The ongoing legal debate around privacy, what it entails and its standing as a fundamental right in India is beginning to take a concrete form even as the Supreme Court has reserved its judgement for the end of the month. The current concerns over privacy that has reached the highest court of the country, came after citizens raised numerous issues pertaining to the ‘Aadhar’ card, a unique identification system that takes biometrics of a person into account.
As India lacks a clear cut legislation identifying privacy as a fundamental right, the country’s past legal precedents of recognising it as such as well as its status as a signatory to several international charters containing the same, have led expectations on the petitioners’ part, which perhaps may not be met. In the Supreme Court yesterday, the different aspects of privacy were brought up by members of the nine judge-constitutional bench. A three-tier classification and a graded approach was suggested.
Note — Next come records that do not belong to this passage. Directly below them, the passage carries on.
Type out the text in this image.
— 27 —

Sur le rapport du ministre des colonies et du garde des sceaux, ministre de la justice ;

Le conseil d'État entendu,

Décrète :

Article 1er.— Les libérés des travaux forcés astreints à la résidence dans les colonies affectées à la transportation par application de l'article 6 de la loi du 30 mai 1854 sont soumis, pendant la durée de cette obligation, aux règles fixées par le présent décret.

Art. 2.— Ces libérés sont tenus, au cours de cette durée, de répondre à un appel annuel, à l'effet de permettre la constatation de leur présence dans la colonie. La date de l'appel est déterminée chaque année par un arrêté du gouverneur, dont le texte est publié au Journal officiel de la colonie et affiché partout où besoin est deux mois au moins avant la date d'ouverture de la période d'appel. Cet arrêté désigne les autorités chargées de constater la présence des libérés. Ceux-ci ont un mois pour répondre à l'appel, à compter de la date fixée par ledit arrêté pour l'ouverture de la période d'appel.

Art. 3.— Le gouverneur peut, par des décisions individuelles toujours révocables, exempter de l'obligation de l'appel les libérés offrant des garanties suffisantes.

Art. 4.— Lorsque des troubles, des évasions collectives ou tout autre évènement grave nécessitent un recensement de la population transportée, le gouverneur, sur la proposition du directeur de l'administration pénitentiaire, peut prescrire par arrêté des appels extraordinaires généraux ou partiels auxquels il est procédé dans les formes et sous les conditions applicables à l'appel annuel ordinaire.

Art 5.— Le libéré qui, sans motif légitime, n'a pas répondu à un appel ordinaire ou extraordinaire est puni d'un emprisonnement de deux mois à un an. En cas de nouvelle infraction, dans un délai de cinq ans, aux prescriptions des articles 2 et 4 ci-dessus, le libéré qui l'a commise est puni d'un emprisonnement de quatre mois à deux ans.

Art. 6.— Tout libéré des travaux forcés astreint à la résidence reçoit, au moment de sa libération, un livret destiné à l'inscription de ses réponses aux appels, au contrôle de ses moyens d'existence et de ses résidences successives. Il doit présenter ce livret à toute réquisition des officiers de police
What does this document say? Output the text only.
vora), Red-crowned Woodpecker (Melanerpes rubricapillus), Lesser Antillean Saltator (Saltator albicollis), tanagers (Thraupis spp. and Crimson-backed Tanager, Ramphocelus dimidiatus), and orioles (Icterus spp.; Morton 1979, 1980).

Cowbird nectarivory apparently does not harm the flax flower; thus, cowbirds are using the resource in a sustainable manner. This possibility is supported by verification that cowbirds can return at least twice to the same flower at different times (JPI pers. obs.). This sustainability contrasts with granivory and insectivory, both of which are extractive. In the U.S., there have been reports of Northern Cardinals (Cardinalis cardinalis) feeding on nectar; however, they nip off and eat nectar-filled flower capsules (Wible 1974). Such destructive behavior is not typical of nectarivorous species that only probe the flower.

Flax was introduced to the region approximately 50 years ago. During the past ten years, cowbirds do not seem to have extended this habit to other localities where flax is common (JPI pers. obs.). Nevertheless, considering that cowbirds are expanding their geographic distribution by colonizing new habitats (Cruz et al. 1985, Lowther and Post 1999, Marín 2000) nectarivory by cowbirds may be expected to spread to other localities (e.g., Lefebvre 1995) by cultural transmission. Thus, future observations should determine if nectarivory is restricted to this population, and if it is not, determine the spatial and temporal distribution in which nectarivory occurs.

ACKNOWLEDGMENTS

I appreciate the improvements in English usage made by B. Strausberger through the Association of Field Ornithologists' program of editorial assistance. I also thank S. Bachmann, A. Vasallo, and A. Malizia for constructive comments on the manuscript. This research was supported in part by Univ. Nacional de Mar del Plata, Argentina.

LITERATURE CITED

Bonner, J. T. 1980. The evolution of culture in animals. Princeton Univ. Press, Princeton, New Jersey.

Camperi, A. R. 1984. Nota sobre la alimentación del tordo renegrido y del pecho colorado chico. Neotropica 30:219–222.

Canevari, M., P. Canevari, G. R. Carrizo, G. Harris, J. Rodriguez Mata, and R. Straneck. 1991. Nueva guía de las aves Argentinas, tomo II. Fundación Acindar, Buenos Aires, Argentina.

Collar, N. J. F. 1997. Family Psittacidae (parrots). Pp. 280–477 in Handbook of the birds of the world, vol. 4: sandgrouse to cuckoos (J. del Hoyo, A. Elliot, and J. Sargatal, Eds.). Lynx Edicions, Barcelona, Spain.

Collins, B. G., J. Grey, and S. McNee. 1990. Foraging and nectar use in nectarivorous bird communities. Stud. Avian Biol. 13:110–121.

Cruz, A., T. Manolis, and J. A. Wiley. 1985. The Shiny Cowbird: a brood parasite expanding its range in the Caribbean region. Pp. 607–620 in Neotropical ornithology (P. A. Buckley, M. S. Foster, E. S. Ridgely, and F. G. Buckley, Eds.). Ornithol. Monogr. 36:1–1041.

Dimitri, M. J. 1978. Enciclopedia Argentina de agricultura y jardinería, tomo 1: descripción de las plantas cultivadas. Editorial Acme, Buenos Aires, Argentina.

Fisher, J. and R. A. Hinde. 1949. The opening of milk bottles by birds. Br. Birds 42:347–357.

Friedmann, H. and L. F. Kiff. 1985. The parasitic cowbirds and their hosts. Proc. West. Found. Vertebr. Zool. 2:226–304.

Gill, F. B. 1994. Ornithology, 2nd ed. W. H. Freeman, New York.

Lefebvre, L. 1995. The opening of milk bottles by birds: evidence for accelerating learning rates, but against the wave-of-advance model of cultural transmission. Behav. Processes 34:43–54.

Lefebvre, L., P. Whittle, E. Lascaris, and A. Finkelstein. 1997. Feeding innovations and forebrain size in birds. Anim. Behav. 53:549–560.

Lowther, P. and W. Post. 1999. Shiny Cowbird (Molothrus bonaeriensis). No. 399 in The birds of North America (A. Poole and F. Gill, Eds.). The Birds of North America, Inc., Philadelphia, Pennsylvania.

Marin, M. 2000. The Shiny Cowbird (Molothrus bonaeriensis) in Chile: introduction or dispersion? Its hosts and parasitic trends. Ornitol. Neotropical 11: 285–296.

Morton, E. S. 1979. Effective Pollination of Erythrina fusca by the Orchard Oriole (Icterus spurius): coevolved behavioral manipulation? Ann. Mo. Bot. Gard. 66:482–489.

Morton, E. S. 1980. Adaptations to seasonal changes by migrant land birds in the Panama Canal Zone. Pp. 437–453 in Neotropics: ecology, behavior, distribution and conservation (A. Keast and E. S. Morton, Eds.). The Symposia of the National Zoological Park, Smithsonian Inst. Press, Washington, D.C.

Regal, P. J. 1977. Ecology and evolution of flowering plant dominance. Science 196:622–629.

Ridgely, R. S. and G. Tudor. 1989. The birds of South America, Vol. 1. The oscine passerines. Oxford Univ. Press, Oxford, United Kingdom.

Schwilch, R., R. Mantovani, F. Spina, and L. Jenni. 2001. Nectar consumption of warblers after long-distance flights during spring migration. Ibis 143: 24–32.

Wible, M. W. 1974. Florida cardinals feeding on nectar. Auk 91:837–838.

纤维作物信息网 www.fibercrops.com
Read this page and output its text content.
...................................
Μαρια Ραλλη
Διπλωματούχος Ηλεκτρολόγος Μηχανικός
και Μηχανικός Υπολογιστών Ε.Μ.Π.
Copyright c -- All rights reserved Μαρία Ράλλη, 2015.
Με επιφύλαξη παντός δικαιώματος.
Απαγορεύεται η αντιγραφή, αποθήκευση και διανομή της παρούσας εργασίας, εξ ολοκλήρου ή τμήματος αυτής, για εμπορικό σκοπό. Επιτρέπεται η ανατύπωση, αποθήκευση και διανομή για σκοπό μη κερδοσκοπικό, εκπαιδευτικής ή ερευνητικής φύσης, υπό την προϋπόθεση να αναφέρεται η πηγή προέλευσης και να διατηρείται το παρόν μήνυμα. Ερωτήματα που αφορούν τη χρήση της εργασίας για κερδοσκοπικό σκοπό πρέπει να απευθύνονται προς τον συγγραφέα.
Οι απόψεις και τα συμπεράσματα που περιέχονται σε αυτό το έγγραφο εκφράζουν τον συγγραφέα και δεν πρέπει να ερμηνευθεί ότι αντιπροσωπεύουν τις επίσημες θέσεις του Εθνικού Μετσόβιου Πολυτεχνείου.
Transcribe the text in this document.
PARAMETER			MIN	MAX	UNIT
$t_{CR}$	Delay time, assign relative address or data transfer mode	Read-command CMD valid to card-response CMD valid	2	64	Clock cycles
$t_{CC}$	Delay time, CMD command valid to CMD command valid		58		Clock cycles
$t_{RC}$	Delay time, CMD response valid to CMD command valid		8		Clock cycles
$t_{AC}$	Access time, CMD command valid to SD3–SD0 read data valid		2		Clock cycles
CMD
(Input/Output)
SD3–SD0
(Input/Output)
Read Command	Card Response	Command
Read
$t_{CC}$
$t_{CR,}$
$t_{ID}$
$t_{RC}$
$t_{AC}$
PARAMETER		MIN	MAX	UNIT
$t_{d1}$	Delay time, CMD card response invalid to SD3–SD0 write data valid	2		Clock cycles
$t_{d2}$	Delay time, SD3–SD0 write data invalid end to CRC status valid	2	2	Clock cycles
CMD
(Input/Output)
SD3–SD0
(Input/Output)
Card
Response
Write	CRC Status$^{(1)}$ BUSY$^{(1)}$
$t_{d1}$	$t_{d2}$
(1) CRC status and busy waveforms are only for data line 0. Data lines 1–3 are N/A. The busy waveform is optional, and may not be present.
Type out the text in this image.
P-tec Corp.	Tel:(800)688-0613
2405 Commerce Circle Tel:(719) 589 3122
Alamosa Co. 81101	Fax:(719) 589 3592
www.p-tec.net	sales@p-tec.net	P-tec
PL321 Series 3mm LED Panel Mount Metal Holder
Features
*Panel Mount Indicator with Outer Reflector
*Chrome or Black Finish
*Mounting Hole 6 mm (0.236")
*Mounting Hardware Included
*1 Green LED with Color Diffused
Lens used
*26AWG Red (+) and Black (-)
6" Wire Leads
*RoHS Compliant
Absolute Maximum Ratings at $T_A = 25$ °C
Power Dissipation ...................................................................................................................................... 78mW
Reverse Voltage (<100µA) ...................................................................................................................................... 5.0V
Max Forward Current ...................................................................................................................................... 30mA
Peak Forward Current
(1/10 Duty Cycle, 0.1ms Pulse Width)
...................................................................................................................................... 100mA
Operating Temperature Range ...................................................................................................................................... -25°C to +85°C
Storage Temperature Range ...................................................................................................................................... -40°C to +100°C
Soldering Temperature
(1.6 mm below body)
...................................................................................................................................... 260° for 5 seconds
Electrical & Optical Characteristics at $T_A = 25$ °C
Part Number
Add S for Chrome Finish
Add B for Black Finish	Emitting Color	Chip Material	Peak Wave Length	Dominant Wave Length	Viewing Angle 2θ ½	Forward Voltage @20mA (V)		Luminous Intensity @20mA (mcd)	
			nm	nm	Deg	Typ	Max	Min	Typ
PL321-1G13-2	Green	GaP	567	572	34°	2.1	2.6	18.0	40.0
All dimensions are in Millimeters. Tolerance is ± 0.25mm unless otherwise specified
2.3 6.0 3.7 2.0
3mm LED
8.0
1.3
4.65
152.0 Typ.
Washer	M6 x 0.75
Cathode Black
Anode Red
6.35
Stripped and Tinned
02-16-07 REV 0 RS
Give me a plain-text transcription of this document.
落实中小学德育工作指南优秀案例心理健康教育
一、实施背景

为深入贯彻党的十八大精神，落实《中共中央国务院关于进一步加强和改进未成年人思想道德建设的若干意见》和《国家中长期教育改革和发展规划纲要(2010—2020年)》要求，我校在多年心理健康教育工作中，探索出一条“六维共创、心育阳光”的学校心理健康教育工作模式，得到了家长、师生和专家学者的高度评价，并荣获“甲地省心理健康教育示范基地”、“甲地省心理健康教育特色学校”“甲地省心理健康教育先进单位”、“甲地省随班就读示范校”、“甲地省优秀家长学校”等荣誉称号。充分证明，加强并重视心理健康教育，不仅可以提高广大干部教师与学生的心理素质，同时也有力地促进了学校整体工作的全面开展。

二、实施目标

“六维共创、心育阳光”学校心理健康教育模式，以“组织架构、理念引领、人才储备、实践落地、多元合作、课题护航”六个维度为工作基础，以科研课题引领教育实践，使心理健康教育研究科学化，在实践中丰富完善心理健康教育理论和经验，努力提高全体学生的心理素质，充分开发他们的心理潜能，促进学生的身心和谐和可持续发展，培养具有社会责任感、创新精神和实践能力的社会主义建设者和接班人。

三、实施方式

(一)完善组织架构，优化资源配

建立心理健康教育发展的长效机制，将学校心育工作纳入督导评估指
All parties to this legal battle have expressed similarity on recognising the importance of a right to privacy as intrinsic to an individual, but whether it is fundamental in nature remains doubtful.
Justice D Y Chandrachud from the court bench proposed, “The first zone could be the most intimate zone of privacy concerning marriage, sexuality, relations with family and the law should frown upon any intrusion. The second zone would be the private zone, which involved parting of personal data by use of credit card, social networking platforms, income tax declarations. In this sphere, sharing of personal data by an individual will be used only for the purpose for which it is shared by an individual. The third is the public zone where privacy protection requires minimal regulation. Here, the personal data shared will not mean the right to privacy is surrendered. The individual will retain his privacy to body and mind.”
— Tenreads India (@TenreadsIN) August 3, 2017
Legal recognition pending
Internationally, bodies such as the European Union, employ extensive data protection and privacy laws, with an enforcement of new laws on all member states. These set of laws provide clarity regarding the boundaries set for the state, while also highlighting exceptions, “There shall be no interference by a public authority with the exercise of this right except such as is in accordance with the law and is necessary in a democratic society in the interests of national security, public safety or the economic well-being of the country, for the prevention of disorder or crime, for the protection of health or morals, or for the protection of the rights and freedoms of others.”
In comparison to other countries however, India lacks a comprehensive law that defines the boundaries between an individual and another, especially the individual and the state, which is crucial to understanding the basic relationship of the citizen with the state. As a concern over privacy grows, the Supreme Court heard echoes of this sentiment from a consul from the petitioners’ side, who stated, “The locus of the Constitution lies with the individual. The citizen is above the state. If there is no citizen, there is no state. And the state is the creation of the Constitution.”